I love you as farmers love rice! Rats love corn!
Q: Where does the bullet hit you without pain? Answer: Hit others. (Hey hey! )
Why should I cry for you? Don't you understand that this is about money? If the rich were not separated from me, my tears would not fall.
Why is it so dark? Because cows fly in the sky, why do cows fly? Because you are blowing on the ground.
Please stop watching, or you will regret it! Your SIM card has been locked, please contact the service provider! You won't believe me if I tell you not to look!
Dear, you are going to be a mother soon. My husband wishes you a happy Mother's Day in advance!
People are not in class, it is better to study in love, to study for the college entrance examination and to fall in love for the next generation!
Don't move, Rob! Robbery, okay? Take out your sorrow, hand over your sorrow, take out your troubles, and take off your sorrow! Replace it with a short message worth 10 yuan RMB: Happy New Year!
The butterfly said to the bee, you are so stingy, pretending to be full of sweet words but reluctant to give me a word. The bee said, hum, you are talking about me. You have two antennas on your head. Why didn't you send me a message?
I wish you: fate is like a peach blossom, fortune is like a wave, love is like a rose, life is like a happy flower, and career is like a climbing vine. Don't spend too much if you have love. If you have money, don't squander it. Give me a windfall.
Do n't move Gangland raid! Those who know me stand on the left, and those who don't know me stand on the right! Those who want to laugh stand in the middle and stare at the mobile phone! Yes! Only you! Put the phone down and put your hands on your head! Listen; Happy new year!

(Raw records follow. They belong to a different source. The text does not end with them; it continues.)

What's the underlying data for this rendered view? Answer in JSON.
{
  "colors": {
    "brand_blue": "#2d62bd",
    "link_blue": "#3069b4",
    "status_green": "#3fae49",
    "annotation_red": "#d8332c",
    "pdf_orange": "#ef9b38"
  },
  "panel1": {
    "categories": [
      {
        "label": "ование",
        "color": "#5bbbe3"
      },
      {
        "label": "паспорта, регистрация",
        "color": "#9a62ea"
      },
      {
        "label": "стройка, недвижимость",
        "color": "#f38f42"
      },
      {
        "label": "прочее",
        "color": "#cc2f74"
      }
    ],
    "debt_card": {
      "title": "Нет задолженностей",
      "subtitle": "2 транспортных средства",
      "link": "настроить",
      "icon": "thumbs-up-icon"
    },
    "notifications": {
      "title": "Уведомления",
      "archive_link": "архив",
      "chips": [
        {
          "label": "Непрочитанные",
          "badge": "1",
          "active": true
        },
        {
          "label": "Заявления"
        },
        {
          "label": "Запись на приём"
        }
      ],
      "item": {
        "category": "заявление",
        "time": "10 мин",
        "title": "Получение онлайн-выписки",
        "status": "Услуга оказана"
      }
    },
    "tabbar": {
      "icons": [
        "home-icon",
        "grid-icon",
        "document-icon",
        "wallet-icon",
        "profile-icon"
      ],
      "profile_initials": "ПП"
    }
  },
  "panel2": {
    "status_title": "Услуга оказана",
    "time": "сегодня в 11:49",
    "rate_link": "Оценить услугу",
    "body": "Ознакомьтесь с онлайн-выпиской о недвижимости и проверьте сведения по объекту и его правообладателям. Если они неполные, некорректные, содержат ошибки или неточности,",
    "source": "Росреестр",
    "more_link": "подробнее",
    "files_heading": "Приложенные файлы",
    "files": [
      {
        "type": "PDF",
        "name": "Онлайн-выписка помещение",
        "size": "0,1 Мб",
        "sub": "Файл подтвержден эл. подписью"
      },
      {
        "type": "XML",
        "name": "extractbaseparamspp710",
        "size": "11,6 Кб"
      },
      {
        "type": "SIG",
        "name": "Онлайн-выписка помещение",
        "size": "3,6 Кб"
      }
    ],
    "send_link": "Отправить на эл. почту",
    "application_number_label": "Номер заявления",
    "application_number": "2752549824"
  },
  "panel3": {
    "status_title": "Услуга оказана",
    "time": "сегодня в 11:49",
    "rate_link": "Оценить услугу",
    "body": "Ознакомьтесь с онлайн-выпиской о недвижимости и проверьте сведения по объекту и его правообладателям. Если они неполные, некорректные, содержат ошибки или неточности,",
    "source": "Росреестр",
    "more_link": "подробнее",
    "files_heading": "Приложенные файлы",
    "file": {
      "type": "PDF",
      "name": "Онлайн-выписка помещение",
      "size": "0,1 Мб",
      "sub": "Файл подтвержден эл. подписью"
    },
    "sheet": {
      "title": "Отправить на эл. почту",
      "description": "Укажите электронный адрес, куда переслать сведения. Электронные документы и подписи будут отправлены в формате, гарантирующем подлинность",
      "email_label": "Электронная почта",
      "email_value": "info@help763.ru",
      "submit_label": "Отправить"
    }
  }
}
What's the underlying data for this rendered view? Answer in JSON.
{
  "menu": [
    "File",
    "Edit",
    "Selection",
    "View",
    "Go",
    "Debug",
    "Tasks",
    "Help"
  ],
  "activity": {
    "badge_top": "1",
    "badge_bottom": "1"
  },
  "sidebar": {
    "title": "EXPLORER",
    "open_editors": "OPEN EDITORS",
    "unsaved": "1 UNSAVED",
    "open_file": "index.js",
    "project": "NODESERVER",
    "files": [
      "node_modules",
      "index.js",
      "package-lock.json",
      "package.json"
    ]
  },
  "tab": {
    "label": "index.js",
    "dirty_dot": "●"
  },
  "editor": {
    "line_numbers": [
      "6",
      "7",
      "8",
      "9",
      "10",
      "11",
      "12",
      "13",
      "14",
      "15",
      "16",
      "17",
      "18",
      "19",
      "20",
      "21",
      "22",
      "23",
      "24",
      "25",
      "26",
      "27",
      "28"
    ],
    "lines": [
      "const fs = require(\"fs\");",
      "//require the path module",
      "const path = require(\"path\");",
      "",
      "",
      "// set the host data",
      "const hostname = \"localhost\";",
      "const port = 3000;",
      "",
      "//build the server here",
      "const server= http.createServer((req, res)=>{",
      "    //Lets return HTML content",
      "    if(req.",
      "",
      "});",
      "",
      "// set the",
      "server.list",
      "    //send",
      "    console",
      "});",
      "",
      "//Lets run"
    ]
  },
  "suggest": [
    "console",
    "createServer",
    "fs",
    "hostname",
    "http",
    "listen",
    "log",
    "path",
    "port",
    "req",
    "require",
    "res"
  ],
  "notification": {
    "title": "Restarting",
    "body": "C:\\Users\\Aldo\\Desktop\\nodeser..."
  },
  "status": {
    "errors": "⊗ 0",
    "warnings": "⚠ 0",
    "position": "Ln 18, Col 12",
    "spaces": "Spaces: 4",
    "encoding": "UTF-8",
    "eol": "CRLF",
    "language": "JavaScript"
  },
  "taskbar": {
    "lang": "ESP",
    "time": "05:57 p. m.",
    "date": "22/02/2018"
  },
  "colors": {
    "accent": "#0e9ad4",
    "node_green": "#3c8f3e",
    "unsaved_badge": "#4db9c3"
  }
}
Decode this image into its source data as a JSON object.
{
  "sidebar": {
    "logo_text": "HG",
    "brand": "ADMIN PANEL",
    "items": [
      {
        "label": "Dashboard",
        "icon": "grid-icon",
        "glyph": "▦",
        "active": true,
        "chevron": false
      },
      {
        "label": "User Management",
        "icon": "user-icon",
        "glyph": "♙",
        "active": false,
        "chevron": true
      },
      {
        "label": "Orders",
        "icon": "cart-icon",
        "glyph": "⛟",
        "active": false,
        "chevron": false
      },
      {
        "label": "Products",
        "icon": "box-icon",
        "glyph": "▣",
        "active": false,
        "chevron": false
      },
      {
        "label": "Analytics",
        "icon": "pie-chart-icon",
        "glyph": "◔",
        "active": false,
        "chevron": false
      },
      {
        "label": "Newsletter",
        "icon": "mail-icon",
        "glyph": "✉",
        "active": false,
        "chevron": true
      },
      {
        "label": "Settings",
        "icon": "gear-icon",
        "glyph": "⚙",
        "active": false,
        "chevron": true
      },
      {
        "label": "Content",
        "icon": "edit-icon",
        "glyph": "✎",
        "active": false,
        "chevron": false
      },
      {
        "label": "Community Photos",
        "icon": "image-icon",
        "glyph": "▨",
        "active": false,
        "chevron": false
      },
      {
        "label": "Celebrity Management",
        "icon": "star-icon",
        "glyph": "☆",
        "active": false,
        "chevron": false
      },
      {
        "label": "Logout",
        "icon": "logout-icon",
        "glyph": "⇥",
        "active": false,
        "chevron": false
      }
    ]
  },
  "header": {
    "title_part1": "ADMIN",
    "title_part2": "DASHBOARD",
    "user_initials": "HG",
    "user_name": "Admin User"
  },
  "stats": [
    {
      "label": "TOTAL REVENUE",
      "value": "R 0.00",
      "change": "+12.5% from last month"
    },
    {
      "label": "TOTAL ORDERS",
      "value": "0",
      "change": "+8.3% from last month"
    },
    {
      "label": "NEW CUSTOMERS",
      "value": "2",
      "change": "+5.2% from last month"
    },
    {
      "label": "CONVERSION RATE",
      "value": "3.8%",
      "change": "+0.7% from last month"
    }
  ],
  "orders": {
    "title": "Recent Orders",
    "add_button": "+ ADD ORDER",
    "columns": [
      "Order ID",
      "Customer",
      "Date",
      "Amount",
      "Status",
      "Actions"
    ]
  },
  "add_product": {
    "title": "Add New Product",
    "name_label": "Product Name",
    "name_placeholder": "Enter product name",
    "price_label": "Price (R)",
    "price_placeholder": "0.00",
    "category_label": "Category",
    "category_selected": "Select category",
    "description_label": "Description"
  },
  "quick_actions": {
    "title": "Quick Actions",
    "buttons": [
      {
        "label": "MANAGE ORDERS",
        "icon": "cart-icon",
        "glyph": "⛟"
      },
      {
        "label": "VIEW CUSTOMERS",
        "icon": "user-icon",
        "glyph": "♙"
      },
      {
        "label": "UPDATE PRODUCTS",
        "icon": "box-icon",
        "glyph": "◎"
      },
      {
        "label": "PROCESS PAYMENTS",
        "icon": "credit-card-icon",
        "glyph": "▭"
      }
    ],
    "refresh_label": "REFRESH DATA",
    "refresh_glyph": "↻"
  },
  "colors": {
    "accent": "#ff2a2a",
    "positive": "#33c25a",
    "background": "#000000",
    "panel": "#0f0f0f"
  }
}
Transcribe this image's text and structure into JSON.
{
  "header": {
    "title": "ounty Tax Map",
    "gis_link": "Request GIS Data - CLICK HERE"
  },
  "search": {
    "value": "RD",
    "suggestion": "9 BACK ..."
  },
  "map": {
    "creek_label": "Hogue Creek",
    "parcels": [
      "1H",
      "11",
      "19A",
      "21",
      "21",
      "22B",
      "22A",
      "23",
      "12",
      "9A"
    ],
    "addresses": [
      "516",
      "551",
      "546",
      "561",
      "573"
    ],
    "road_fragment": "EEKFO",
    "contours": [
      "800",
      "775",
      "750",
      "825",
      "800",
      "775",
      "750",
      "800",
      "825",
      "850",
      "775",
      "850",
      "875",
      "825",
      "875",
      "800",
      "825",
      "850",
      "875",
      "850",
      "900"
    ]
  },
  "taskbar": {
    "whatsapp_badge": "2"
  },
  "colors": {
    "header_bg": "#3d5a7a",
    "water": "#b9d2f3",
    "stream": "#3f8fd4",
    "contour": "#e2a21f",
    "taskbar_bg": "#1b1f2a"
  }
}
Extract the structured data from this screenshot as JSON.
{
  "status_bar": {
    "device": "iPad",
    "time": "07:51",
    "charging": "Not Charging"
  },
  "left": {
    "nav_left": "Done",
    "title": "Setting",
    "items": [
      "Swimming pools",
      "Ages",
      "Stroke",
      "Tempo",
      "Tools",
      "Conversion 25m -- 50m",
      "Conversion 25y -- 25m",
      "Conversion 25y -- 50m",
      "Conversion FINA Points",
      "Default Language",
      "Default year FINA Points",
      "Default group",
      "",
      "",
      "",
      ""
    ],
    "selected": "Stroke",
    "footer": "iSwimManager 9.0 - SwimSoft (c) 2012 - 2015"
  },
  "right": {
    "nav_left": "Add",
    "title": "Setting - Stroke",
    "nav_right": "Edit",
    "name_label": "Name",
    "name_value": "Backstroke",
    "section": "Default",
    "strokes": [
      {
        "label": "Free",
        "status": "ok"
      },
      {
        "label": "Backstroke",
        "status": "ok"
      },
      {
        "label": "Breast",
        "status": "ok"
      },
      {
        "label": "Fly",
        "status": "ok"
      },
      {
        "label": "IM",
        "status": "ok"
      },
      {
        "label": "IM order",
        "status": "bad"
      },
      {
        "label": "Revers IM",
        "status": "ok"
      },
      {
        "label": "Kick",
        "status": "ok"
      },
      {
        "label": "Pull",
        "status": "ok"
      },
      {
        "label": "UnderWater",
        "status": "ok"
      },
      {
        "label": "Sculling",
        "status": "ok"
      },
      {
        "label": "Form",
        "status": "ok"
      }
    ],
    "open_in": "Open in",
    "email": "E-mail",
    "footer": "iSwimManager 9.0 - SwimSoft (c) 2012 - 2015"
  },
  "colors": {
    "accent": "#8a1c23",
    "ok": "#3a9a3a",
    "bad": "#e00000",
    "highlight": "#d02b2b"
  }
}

The bell is my greeting, the song is my blessing, the snowflake is my greeting card, the wine is my kiss and the breeze is my gift! It's all for you. Happy new year! Happy new year!
The gods release snowflakes to make you forget your troubles, and the cold wind closes the window to make you feel warm; I send my best wishes for a smoother coming year and a happy New Year's Day in advance!
I reserved the first sunshine for you next year. I wish you happiness! I reserved the first morning breeze for you tomorrow morning. Have a happy day! I booked the first song of birdsong for you. Have fun! I booked my first gift for you. Happy New Year!
Condense this message and wish you a merry Christmas!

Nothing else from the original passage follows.